Новая книга, взятая Чтецом в библиотеке, опять написана женщиной, он думает – это мне интереснее. За вечер прочёл пару рассказов. Посыл так захватил меня, что я не выдержала и к утру проглотила остальные. Особенно понравилась повесть «Хрустальная мечта».
На другой день делились впечатлениями. Чтец повесть снова забраковал: надумана, неорганична. Анализирую его доводы, укоряю, что он мыслит ординарно и не понимает – поступки людей далеко не всегда оправданы и рациональны. В повести нет прямой, плоской логики, когда всё мотивировано до тошноты. Напоминаю ему фильм Антониони «Журналист». Жарко. Мужчина в мятой одежде лежит на кровати, на несвежих простынях, разглядывает муху на стене. Смотрит долго. Муха – крупным планом: жирная, трёт чёрными лапками грязно-серые крылья, словно сейчас взлетит, но остаётся на месте и без перерыва, однообразно работает лохматыми членистыми ногами… Человек встаёт и идёт убивать. Не муху. Так и в «Хрустальной мечте» – всё кинематографично. В сыром тумане Венецианской лагуны мелькают морские трамвайчики, у героини от холода покраснел нос, она снимает каплю пальцами. В узком канале несвежая вода лижет обшарпанную штукатурку древних стен, зелёную слизь на камнях ступеней… Тишина. И вдруг, на фоне ударов бронзового молота бронзовых мавров в колокол на Часовой башне, сменяются короткие, как выстрел, кадры: кружевной собор Сан-Марко, изящная Кампанила, роскошный дворец Дожей, крылатые львы, гондольеры, взмахивая веслом, прячут от ветра лица за широкополыми шляпами. Удары молота заканчиваются, и звучит хрустальный аккорд. Женщина садиться прямо на камни мостика и рыдает от избытка чувств, от жалости к своей несостоявшейся мечте.

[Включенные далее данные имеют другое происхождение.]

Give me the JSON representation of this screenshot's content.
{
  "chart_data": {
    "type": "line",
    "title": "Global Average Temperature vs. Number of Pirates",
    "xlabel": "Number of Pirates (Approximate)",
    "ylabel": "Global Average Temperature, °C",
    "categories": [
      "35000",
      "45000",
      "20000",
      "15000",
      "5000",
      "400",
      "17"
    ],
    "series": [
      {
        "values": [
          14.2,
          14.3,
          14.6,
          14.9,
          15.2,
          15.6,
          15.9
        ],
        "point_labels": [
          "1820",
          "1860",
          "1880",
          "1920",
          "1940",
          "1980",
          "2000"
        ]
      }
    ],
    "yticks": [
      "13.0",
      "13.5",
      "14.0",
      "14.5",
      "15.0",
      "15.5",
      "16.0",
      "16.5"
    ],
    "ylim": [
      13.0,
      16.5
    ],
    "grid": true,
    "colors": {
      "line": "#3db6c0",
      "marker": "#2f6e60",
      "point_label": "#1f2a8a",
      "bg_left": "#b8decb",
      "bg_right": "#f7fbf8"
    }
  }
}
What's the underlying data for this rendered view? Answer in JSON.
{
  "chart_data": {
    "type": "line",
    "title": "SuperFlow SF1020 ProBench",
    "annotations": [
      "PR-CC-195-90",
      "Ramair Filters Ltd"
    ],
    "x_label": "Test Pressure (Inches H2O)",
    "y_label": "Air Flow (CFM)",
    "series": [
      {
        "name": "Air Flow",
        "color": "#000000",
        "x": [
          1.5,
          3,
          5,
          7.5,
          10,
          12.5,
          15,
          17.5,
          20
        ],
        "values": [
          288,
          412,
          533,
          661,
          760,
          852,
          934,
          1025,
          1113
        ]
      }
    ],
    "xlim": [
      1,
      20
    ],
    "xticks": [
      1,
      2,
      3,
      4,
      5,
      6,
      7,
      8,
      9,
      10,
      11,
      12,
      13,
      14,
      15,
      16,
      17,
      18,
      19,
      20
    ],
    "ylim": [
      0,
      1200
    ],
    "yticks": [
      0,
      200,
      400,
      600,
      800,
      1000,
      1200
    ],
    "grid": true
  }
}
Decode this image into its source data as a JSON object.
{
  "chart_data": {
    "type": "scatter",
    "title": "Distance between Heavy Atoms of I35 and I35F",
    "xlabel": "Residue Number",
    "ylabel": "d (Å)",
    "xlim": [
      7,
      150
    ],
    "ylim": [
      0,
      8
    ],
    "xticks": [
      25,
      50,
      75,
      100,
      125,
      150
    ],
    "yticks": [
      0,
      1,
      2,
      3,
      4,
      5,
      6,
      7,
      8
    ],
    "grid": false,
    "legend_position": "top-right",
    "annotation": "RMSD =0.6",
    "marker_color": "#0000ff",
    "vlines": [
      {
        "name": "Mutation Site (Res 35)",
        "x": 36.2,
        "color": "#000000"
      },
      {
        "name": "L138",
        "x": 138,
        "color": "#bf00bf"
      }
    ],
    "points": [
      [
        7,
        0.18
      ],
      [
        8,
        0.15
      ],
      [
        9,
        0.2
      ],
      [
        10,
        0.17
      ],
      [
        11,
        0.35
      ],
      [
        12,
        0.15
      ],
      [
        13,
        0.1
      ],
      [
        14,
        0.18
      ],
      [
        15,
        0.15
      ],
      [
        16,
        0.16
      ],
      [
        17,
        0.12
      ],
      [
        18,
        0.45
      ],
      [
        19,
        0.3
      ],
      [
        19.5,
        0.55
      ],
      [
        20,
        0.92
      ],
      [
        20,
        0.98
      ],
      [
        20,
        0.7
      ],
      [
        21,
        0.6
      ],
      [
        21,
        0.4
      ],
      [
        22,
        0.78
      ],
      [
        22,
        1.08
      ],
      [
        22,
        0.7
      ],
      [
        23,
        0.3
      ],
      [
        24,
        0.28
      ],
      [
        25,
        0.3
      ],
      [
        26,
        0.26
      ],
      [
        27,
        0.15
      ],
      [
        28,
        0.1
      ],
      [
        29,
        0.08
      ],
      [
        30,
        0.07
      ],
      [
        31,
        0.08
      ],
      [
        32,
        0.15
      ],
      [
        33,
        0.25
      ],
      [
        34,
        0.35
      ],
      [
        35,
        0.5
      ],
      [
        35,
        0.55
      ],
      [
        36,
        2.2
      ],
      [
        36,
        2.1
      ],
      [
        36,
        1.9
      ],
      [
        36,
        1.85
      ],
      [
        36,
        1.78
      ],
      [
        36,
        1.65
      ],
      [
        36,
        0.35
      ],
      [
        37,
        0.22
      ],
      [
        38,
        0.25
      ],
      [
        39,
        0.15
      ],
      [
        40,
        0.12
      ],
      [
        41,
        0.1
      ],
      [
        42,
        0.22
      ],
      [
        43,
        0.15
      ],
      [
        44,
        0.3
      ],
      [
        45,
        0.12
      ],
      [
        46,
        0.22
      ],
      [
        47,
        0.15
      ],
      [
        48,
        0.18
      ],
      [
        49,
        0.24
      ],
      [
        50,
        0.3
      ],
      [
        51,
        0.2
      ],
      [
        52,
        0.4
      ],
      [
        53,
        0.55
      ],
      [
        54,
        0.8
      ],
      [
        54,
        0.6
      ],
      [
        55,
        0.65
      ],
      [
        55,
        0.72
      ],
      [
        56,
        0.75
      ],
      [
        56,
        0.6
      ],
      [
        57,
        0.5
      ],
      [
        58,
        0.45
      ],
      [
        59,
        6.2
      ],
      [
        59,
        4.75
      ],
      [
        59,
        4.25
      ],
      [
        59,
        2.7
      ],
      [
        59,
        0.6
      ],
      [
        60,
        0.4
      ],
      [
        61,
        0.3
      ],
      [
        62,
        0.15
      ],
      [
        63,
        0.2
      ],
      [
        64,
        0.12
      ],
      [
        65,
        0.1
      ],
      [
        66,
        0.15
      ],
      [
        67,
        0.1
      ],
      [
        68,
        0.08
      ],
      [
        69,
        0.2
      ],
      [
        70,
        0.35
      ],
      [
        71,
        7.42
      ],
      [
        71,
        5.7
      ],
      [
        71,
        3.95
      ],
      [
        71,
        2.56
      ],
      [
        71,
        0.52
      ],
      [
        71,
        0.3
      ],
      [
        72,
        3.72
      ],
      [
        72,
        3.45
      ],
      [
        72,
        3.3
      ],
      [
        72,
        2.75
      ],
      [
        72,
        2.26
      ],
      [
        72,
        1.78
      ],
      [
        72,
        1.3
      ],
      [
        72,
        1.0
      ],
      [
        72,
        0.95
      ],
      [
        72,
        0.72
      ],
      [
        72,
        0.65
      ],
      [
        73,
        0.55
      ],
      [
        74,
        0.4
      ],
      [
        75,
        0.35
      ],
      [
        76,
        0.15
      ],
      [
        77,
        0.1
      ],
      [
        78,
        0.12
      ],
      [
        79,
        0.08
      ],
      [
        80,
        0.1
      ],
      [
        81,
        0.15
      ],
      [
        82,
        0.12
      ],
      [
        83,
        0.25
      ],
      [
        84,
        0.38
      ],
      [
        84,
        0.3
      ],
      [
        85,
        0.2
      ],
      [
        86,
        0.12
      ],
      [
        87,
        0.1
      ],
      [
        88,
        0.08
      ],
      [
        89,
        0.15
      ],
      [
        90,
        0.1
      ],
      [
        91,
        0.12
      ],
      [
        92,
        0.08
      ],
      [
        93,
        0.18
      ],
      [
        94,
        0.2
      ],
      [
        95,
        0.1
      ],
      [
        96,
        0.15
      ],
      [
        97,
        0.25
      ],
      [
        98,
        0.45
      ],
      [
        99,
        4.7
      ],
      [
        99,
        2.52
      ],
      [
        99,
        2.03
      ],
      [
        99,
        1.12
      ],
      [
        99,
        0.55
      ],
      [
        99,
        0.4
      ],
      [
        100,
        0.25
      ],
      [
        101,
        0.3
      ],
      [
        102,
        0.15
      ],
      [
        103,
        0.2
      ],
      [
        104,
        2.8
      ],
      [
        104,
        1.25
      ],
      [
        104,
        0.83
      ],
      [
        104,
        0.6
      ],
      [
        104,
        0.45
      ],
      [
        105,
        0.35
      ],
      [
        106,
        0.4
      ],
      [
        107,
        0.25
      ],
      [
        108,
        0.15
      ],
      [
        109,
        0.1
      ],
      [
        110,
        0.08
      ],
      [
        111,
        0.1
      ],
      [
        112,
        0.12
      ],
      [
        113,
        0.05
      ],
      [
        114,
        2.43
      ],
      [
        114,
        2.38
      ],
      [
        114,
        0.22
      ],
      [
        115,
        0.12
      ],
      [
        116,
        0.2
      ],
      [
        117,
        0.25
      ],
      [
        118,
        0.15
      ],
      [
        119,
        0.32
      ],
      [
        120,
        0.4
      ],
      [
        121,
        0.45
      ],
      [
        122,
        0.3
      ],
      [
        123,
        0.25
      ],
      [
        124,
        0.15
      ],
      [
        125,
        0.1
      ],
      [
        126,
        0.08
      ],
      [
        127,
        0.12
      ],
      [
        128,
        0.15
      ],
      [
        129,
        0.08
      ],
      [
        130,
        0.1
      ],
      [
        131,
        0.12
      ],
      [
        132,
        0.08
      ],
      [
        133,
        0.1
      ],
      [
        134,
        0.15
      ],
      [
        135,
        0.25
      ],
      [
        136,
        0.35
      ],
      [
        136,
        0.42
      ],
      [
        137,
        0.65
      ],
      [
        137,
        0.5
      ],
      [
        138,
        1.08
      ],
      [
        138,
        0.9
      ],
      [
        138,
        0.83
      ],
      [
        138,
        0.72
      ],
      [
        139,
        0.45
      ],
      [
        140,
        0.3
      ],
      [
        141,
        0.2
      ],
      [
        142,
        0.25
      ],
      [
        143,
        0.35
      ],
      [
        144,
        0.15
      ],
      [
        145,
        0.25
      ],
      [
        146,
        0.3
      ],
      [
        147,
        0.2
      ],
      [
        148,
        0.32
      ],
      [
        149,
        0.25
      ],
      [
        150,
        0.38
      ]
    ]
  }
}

Во мне умер режиссёр.
Чтец возражает:
– Это повесть не о потерянной красоте, а о том, что новый общественный уклад отдаётся старому, как девушка пожилому насильнику – со слёзами и кровью.
– А люди продолжают рваться вперёд, работая локтями, уничтожая природу. Бог явно смастерил человека на скорую руку – столько в нём гадостей. Адам и Ева какие-то худосочные, бесцветные, как на полотнах Кранаха. И этот детский грешок, кислое яблоко, сорванное в чужом саду – ну, право же, смешно! – превратился в тяжкий грех. Как удобно – родился и уже виноват. Потом их первенец Каин убил брата Авеля, дальше – хуже. Свобода выбора – это серьёзно. Неучтиво Господу дать людям жизнь с условием, мы же не на рынке. Да и какой это выбор, если за кислый плод – из райского отчего дома под зад коленкой. Делал бы Бог выбор за нас, и жили бы мы в светлом мире, лишённом сомнений. Скучновато, зато стабильно и без головной боли.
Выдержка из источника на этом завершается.